Further question re Ask Bantacs #459 22 May 2013.
The facts remain the same as our earlier question.
We have 2 scenarios
One scenario is to liquidate the company as a whole (ie sell/transfer both blocks) with a return of capital to the shareholders as you suggested in your answer to question #459.
Some of the funds received will be used by one of the shareholders to repurchase both blocks in their own name. We assume as a consequence they would be required to pay the stamp duty on transfer of the titles. The other shareholder will retain their share of the sale proceeds. Capital gain will be paid on the inherited shares.
Neither the syndicate or the company has ever submitted tax returns as neither ever traded. (Syndicate members/shareholders submitted individual tax returns)
Question: Should we wish to liquidate the company as a whole, what, if any, are the ramifications regarding GST?
The second scenario is for the shares in the company to be transferred from the party wishing to sell to the other shareholder for market value consideration and the company remains as is. Capital gain will be paid by the selling shareholder on the inherited share.
Question: Are there any stamp duty ramifications for this scenario?
Should we submit tax returns for the company or syndicate before undertaking any changes?
Stamp duty on transferring shares depends on which state you are in, I don’t think all the states abolished the stamp duty on share transfers.
As for the idea of purchasing the properties off the company yes that should involve stamp duty. Stamp duty laws vary from state to state, the conveyancing solicitor you use will be able to advise. But please don’t do this please find another way. I hate the idea of all the tax this is going to generate for the government. It is just too much of a shame to lose the pre 1985 status.
As per this extract from my previous answer, currently if the property is sold by the company there would be no CGT payable by the company because it is still a pre 85 asset something that you want to hold onto as long as possible. Now from my last answer
“B &C now each own 3 shares 2 pre CGT and 1 post CGT.
The assets held by the company are still considered to be pre CGT
because less than 50% of the underlying ownership has not changed hands.
In fact none of the underlying ownership is considered to have changed
because you inherited A’s shares rather than purchased them.
Now if you were to sell the shares the situation would be straight
forward. No CGT on the 2 you each held from before 1985. The one you each
inherited would be subject to CGT on the difference between the market
value of the shares (relevant to the value of the underlying asset) when
you inherited them “
So there would be very little CGT if shares were sold. The problem is changing half of the underlying ownership will destroy the pre 85 status of the rest of the property. This still seems better than selling the whole property but if the whole property was transferred out of the company there maybe future opportunity to utilise the main residence exemption. It is possible maybe the exiting shareholder will be happy to just sell 2 of the 3 shares. Maybe shares can be split without affecting anything so the remaining shareholder is left with just 51%. This needs to be considered by a specialist who knows your whole circumstances and this law a lot better than I do because there is too much at stake.
It sounds like you are all related in some way and may even be in each other’s will.
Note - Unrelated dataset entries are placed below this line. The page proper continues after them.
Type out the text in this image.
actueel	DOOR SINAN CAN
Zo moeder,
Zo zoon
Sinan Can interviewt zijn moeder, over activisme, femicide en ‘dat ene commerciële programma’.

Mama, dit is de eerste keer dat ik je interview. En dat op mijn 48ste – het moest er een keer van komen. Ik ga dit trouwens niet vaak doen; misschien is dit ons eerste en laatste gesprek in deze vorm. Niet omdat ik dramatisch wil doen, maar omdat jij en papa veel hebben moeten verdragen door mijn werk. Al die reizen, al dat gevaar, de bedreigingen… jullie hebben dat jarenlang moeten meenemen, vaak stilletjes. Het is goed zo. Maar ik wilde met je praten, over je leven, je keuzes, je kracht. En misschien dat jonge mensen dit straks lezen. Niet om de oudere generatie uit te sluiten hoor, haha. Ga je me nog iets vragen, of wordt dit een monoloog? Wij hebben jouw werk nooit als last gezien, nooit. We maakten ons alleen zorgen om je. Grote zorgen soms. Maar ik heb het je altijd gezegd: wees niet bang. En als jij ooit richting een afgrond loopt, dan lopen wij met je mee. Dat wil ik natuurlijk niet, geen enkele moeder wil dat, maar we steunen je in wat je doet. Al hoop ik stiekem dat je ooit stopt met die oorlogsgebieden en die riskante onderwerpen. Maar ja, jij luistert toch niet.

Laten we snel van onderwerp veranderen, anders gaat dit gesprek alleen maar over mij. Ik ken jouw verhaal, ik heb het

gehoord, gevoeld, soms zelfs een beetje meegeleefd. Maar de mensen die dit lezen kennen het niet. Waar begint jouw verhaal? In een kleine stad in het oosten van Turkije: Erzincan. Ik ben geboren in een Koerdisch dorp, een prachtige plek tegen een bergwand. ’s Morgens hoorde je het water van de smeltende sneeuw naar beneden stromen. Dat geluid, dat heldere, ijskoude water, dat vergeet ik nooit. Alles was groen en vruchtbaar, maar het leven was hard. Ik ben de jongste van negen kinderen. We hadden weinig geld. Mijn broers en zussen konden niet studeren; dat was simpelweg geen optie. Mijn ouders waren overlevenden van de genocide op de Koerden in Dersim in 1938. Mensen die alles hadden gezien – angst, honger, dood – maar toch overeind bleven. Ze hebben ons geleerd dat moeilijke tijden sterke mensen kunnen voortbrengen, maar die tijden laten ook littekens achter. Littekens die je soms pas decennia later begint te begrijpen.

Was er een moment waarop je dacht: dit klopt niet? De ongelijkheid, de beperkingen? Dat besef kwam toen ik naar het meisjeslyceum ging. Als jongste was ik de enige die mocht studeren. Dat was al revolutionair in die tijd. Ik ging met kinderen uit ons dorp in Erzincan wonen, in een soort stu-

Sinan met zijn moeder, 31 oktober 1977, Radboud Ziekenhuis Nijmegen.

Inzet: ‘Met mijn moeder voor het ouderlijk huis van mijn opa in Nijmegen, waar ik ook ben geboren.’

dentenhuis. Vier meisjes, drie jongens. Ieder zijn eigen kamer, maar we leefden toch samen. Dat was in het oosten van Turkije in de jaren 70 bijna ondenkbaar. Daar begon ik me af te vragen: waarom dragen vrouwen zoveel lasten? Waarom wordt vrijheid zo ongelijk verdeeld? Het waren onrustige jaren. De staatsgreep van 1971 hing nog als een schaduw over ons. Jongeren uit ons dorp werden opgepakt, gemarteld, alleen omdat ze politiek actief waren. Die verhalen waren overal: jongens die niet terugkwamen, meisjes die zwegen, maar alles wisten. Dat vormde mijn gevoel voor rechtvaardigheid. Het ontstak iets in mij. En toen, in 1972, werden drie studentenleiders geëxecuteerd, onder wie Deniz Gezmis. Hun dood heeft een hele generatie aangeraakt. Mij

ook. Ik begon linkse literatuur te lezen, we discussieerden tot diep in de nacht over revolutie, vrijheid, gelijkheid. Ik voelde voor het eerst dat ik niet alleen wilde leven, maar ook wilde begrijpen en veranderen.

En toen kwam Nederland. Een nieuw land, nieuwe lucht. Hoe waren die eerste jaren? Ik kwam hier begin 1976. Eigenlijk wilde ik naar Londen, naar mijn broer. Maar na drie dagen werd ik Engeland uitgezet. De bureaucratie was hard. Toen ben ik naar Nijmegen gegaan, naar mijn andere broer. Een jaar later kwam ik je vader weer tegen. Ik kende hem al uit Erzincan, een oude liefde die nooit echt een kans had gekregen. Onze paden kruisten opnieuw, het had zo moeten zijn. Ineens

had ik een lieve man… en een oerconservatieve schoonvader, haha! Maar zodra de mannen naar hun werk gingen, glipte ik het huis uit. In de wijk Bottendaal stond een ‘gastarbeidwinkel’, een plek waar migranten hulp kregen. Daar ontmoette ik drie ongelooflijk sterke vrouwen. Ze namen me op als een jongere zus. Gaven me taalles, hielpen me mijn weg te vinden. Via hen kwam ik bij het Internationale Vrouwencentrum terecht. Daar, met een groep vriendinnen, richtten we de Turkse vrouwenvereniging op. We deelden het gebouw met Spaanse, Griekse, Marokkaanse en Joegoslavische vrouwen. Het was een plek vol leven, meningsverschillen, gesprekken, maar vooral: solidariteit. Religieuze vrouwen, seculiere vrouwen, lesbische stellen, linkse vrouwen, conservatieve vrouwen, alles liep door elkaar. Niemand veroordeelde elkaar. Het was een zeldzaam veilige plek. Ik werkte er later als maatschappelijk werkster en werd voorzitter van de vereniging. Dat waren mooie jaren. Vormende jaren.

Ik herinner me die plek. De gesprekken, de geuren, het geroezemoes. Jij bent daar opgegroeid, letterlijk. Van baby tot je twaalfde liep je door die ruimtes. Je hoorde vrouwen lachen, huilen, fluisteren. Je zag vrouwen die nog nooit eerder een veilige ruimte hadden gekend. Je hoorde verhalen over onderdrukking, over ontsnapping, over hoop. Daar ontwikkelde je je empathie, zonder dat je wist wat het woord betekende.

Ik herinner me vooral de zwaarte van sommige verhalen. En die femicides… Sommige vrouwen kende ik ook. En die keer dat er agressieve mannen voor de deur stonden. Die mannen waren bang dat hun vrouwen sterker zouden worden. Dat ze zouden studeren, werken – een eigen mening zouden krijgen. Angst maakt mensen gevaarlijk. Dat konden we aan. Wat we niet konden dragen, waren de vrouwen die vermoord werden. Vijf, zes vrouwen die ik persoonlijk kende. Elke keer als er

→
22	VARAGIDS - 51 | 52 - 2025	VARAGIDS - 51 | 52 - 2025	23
With detailed advice you may be able to come to an arrangement where not all of the 50% is transferred out but the exiting person still gets to do what they want. Remember the fact you inherited the shares meant there was no change in the underlying ownership ie the asset remained pre 85, it just made the shares that became post 85.
As I said in your first answer you need to get professional advice on how best to structure this to your personal circumstances. I think there is potential for the remaining shareholder to purchase the shares from the exiting share holder and still keep the pre 85 status but as there is so much at stake I want you to be absolutely sure. Use my answer as a way of weeding out advisers that don’t have enough knowledge on the topic. I don’t know enough about all the personal needs and wants here but I would think losing the pre 85 status should be avoided at all costs. I am very concerned for the person left with the property.
There are no GST consequences because the company is not registered for GST and its operations would not meet the definition of enterprise as per MT 2006/1
The only time the company would need to lodge a tax return is if it sells the property.
This issue is getting beyond askbantacs because you need to drill right down into every detail of your arrangement. You need to take the other shareholder and have a good talk with a very experienced adviser. There is a lot of money at stake, make sure you get it right.